7
Dec 19

Review of mt3042 Optimization Guide by M. Baltovic

Review of mt3042 Optimization Guide by M. Baltovic

by Kairat Mynbaev, professor, ISE, KBTU, Almaty, Kazakhstan

This is a one-semester course in Optimization. It covers the following topics:

  • Introduction and review of relevant parts from real analysis, with emphasis on higher dimensions.
  • Weierstrass' Theorem on continuous functions on compact sets.
  • Review with added rigour of unconstrained optimization of differentiable functions.
  • Lagrange's Theorem on equality-constrained optimization.
  • The Kuhn-Tucker Theorem on inequality-constrained optimization.
  • Finite and infinite horizon dynamic programming.

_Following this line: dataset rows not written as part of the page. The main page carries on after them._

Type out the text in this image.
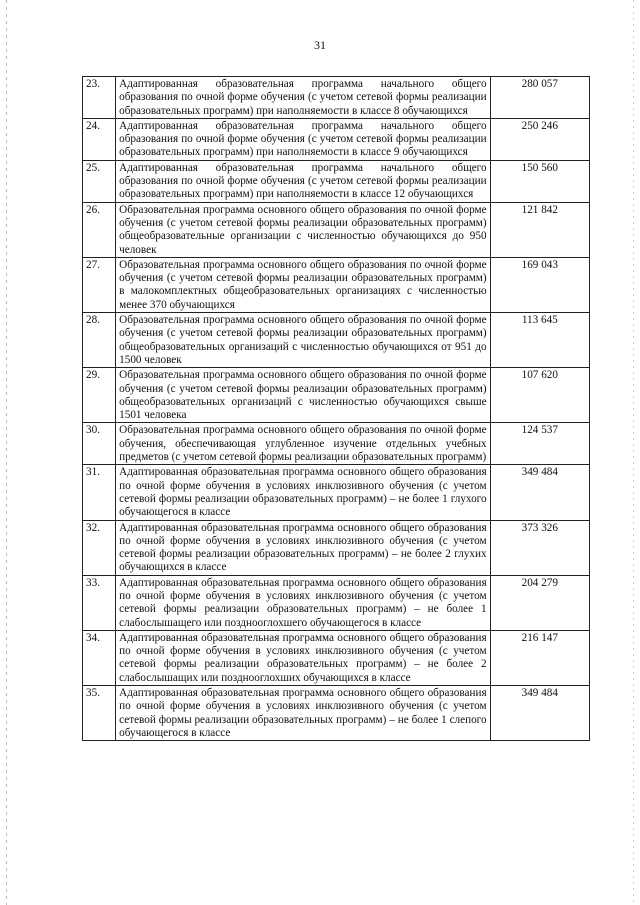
31
23.	Адаптированная образовательная программа начального общего образования по очной форме обучения (с учетом сетевой формы реализации образовательных программ) при наполняемости в классе 8 обучающихся	280 057
24.	Адаптированная образовательная программа начального общего образования по очной форме обучения (с учетом сетевой формы реализации образовательных программ) при наполняемости в классе 9 обучающихся	250 246
25.	Адаптированная образовательная программа начального общего образования по очной форме обучения (с учетом сетевой формы реализации образовательных программ) при наполняемости в классе 12 обучающихся	150 560
26.	Образовательная программа основного общего образования по очной форме обучения (с учетом сетевой формы реализации образовательных программ) общеобразовательные организации с численностью обучающихся до 950 человек	121 842
27.	Образовательная программа основного общего образования по очной форме обучения (с учетом сетевой формы реализации образовательных программ) в малокомплектных общеобразовательных организациях с численностью менее 370 обучающихся	169 043
28.	Образовательная программа основного общего образования по очной форме обучения (с учетом сетевой формы реализации образовательных программ) общеобразовательных организаций с численностью обучающихся от 951 до 1500 человек	113 645
29.	Образовательная программа основного общего образования по очной форме обучения (с учетом сетевой формы реализации образовательных программ) общеобразовательных организаций с численностью обучающихся свыше 1501 человека	107 620
30.	Образовательная программа основного общего образования по очной форме обучения, обеспечивающая углубленное изучение отдельных учебных предметов (с учетом сетевой формы реализации образовательных программ)	124 537
31.	Адаптированная образовательная программа основного общего образования по очной форме обучения в условиях инклюзивного обучения (с учетом сетевой формы реализации образовательных программ) – не более 1 глухого обучающегося в классе	349 484
32.	Адаптированная образовательная программа основного общего образования по очной форме обучения в условиях инклюзивного обучения (с учетом сетевой формы реализации образовательных программ) – не более 2 глухих обучающихся в классе	373 326
33.	Адаптированная образовательная программа основного общего образования по очной форме обучения в условиях инклюзивного обучения (с учетом сетевой формы реализации образовательных программ) – не более 1 слабослышащего или позднооглохшего обучающегося в классе	204 279
34.	Адаптированная образовательная программа основного общего образования по очной форме обучения в условиях инклюзивного обучения (с учетом сетевой формы реализации образовательных программ) – не более 2 слабослышащих или позднооглохших обучающихся в классе	216 147
35.	Адаптированная образовательная программа основного общего образования по очной форме обучения в условиях инклюзивного обучения (с учетом сетевой формы реализации образовательных программ) – не более 1 слепого обучающегося в классе	349 484
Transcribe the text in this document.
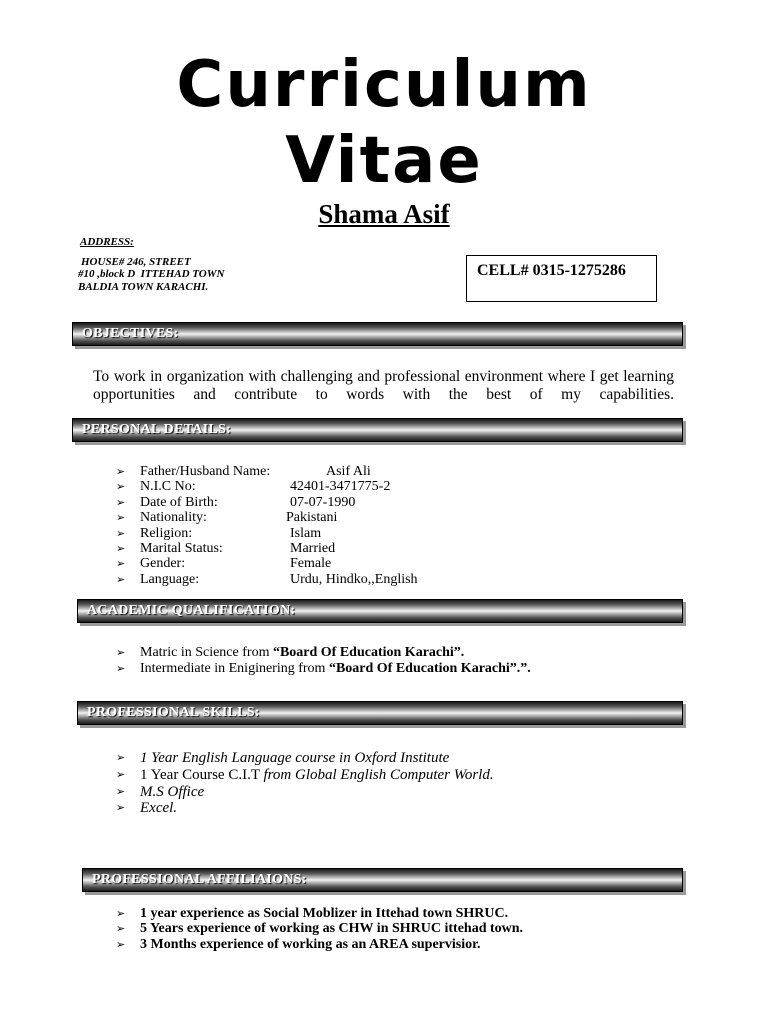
Curriculum
Vitae
Shama Asif
ADDRESS:
HOUSE# 246, STREET
#10 ,block D  ITTEHAD TOWN
BALDIA TOWN KARACHI.
CELL# 0315-1275286
OBJECTIVES:
To work in organization with challenging and professional environment where I get learning opportunities and contribute to words with the best of my capabilities.
PERSONAL DETAILS:
➢ Father/Husband Name:	Asif Ali
➢ N.I.C No:	42401-3471775-2
➢ Date of Birth:	07-07-1990
➢ Nationality:	Pakistani
➢ Religion:	Islam
➢ Marital Status:	Married
➢ Gender:	Female
➢ Language:	Urdu, Hindko,,English
ACADEMIC QUALIFICATION:
➢ Matric in Science from “Board Of Education Karachi”.
➢ Intermediate in Eniginering from “Board Of Education Karachi”.”.
PROFESSIONAL SKILLS:
➢ 1 Year English Language course in Oxford Institute
➢ 1 Year Course C.I.T from Global English Computer World.
➢ M.S Office
➢ Excel.
PROFESSIONAL AFFILIAIONS:
➢ 1 year experience as Social Moblizer in Ittehad town SHRUC.
➢ 5 Years experience of working as CHW in SHRUC ittehad town.
➢ 3 Months experience of working as an AREA supervisior.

The course is based mainly on the book by Sundaram, L.R. A First Course in Optimization Theory. (Cambridge University Press, 1996).

The course is given to fourth year students. I evaluate the guide on two points: how well it expands the students’ theoretical horizon and how well it prepares them to the challenges they may face while applying their knowledge in their careers, whether in industry or in academia.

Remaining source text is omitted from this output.